Photonic materials, devices and techniques have major global commercial significance, spawning technologies that underpin many economic sectors from aerospace, automotive and communications to consumer products and healthcare, and SUPA will actively promote research and knowledge transfer supporting such technologies. The development of novel and high quality materials is essential for advances in many areas of photonics. Currently there exist world class activities in photonic material fabrication, characterisation and spectroscopy across a number of the partner universities. These are broad-based, with growth, basic materials physics and device fabrication capabilities in light-emitting polymers and dendrimers at St Andrews, III-V semiconductors and notably GaN at Strathclyde, II-VI materials and quantum dots at Heriot-Watt and colloidal materials in Edinburgh.

Within SUPA we are building closer synergetic links between these complementary facilities and photonics device physicists to develop new, highly engineered photonic materials and nano- and micro- structures, including for example, hybrid organic-inorganic semiconductor materials and devices and innovative photonic crystals.
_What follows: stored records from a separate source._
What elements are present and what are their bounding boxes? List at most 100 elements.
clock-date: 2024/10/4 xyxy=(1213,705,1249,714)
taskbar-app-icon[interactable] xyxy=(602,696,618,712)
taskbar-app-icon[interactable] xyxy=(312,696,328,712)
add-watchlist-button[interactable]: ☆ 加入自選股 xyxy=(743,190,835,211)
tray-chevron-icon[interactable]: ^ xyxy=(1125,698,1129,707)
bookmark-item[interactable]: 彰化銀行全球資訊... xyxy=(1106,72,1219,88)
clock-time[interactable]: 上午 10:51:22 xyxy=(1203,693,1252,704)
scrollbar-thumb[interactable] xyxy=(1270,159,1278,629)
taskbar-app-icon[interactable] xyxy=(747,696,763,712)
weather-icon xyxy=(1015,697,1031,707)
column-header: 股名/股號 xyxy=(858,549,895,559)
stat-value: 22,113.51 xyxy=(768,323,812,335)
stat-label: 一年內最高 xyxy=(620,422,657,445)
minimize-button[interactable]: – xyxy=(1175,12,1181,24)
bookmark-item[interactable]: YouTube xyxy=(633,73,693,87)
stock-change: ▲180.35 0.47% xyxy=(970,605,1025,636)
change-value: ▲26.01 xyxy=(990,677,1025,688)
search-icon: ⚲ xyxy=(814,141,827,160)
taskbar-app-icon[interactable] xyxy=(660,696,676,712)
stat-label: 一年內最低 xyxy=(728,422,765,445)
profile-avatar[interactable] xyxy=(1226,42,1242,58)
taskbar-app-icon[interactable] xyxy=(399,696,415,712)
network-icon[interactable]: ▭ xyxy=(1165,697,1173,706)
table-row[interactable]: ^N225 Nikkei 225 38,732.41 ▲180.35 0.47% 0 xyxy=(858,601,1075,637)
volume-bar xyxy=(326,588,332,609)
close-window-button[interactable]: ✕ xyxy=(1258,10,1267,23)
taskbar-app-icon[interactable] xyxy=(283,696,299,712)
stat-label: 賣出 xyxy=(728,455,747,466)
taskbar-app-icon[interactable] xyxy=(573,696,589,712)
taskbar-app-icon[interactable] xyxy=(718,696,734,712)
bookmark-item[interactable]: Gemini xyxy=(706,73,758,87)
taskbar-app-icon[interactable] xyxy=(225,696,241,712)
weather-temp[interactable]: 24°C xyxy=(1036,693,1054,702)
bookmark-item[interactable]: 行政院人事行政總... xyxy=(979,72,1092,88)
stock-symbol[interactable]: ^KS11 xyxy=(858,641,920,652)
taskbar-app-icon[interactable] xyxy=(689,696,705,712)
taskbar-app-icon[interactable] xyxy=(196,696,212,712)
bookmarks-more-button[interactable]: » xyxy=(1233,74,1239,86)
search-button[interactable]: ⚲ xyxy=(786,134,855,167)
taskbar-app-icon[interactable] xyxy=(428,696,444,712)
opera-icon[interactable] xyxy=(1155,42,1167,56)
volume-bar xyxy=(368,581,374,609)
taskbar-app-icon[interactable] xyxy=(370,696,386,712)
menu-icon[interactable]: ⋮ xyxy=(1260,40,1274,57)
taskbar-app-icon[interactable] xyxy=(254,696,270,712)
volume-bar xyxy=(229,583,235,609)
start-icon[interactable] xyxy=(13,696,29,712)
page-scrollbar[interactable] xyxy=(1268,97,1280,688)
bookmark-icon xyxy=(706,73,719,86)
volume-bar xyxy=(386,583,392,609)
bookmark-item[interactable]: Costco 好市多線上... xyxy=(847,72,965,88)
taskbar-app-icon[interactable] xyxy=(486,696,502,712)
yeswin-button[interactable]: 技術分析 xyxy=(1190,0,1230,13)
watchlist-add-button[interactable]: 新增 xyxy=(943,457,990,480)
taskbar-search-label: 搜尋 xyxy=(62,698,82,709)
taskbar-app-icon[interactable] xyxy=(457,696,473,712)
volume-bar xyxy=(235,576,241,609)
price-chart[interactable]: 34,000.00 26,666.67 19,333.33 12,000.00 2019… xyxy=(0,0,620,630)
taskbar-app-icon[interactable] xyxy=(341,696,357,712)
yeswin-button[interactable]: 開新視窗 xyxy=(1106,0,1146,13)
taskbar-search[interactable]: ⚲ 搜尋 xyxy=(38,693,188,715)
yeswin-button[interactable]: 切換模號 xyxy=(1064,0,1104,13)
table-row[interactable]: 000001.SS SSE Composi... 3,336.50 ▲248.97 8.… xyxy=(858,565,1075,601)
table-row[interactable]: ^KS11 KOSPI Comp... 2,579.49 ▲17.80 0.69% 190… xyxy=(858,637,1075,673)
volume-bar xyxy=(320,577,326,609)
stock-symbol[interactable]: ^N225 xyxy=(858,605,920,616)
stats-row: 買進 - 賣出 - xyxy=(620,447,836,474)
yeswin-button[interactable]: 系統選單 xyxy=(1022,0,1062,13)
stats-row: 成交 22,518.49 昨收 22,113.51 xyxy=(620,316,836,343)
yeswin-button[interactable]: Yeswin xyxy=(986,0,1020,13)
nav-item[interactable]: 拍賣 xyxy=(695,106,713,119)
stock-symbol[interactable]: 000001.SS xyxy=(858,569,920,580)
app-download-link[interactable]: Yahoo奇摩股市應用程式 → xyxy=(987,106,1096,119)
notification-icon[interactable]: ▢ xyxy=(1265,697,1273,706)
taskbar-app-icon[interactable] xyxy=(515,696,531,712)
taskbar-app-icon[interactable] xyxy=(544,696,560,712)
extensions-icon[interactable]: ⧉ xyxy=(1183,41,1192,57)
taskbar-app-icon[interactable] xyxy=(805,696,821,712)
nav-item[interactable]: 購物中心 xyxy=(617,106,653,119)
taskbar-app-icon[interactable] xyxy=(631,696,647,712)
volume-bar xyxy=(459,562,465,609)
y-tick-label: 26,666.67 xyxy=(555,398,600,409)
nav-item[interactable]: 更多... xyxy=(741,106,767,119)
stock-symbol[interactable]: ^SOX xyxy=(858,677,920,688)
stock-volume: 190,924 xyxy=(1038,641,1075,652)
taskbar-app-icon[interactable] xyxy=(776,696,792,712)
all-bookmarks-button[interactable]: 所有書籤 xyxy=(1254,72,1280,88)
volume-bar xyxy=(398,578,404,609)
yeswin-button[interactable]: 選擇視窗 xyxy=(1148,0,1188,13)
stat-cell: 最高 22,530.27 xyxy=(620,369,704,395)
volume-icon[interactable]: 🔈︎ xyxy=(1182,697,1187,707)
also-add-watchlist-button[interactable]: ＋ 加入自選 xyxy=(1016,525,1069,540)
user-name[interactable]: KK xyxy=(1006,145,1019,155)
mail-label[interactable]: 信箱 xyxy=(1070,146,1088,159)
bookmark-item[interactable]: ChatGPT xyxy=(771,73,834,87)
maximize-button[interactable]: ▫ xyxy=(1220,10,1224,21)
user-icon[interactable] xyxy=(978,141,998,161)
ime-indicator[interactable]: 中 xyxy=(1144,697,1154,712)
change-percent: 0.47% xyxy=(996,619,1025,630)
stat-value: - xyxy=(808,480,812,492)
Novel sources, e.g. compact and tunable ultrafast lasers, sensors and detectors based on such materials, feed into the other SUPA priority areas, particularly biophotonics, quantum information processing and photonic sensing.

Opportunities exist for new research and exploitation of nano/micro-photonics, the management of photons by structures operating at the interface between the macroscopic and the microscopic world, for example new structures for sensing and measurement with micro- and nano- scale resolution, e.g. photonic bandgap fibres or nanotubes. As photonic sources, novel micron-sized diode arrays, quantum dots and high-power surface-emitting lasers will find significant applications, for example in bio-sciences and microengineering.